Als Kind schon wollte ich Schauspieler werden. Mein Vater war deshalb böse mit mir. Er war Berufsoffizier und meldete sich 1914 freiwillig an die Front. Er kam in russische Gefangenschaft, vier Jahre galt er als vermisst. Wegen seines Manikürtäschchens hatte er den Russen vormachen können, er sei Arzt. Deshalb kam er frei. Als Arzt war er bei den Russen ein großer Herr. Eines Tages stand er in der Tür, in Armeemantel, mit Pelzkappe und Bart. Eine meiner Cousinen empfing ihn weinend, weil ihr Mann in den letzten Kriegstagen eingerückt war und auf dem Schlachtfeld verloren ging.
Mein Vater starb früh. Erst nach seinem Tod konnte ich mich ganz der Schauspielerei widmen. Er war mir gegenüber oft rüde, erst mein späterer Vormund akzeptierte mich als Mensch. Im Wiener Volkstheater machte ich meine Bühnenprüfung. Im Parkett saßen Otto Preminger und der Schauspieler Hans Thimig. Preminger wurde später Hollywood-Regisseur.
Mein erstes Engagement hatte ich in Innsbruck. Ich erinnere mich, wie in Grillparzers Libussa ein echtes Pferd auf die Bühne kam.

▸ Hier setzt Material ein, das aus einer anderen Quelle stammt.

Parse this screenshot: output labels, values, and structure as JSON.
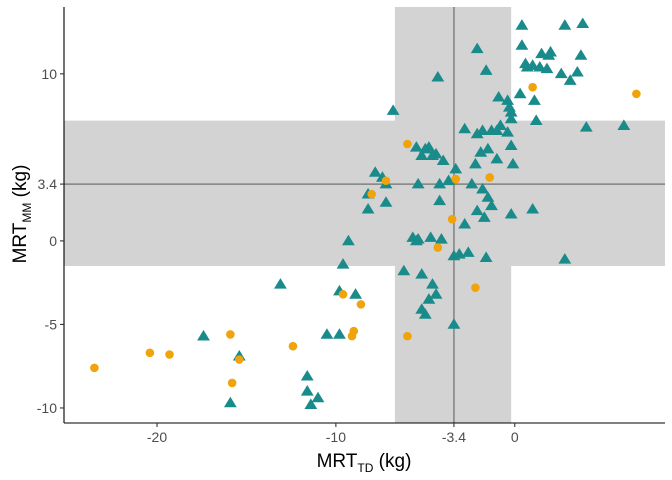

Ich ging durch den Bühnenwald mit dem Pferd am Zügel. Die Hufe klapperten wie wild. Später zogen wir dem Ross Filzpatschen an. Der Auftritt sorgte im Publikum für Gelächter. Bald wurde das Pferd aus der Besetzungsliste gestrichen.
Weihnachten 1939, nach Kriegsbeginn, kam ich an die Front. Bis zu minus 42 Grad Celsius. Ein Vorgesetzter fragte, wer Maschinenschreiben könne. Ich zeigte auf, obwohl ich keinerlei Erfahrung hatte, und wurde Schreibhengst. Den ganzen Krieg über hielt ich mich an irgendeinem Schreibtisch fest. Ich war nie ein Held, ich mogelte mich durch. Ich bin strikter Antimilitarist, schon wegen meines Vaters.
Gegen Kriegsende bekam ich Diphtherie. In dem russischen Lager, in dem ich inhaftiert war, brach eine Epidemie aus. Die Russen entließen viele Gefangene. Am 10. Dezember 1945 erreichte ich den Wiener Stadtrand. Alle weinten, als ich halbwegs heil nach Hause kam.
Ich fand schnell Arbeit als Schauspieler. Der berühmte Ernst Waldbrunn gab mir in seinem Theater eine kleine Rolle in Der Hexer von Edgar Wallace. Darauf kam ich ans Wiener Renaissancetheater. Ich hatte noch ein gutes Gedächtnis und konnte in 24 Stunden jede Rolle lernen. So wurde ich zu einem gefragten Einspringer. Von 1959 bis 1978 war ich am Wiener Burgtheater engagiert. Ich spielte gemeinsam mit Inge Konradi in Zuckmayers Katharina Knie, der Wilhelm Tell war meine Lieblingsrolle.
Meine letzte Rolle ist der älteste noch lebende Burgschauspieler. Meine Frau war mir das Wichtigste im Leben. Wir waren über 60 Jahre glücklich verheiratet. Vor ein paar Wochen ist sie gestorben. Ich kann nicht aufhören, an ihren Tod zu denken. Mein Tod ist mir gleichgültig.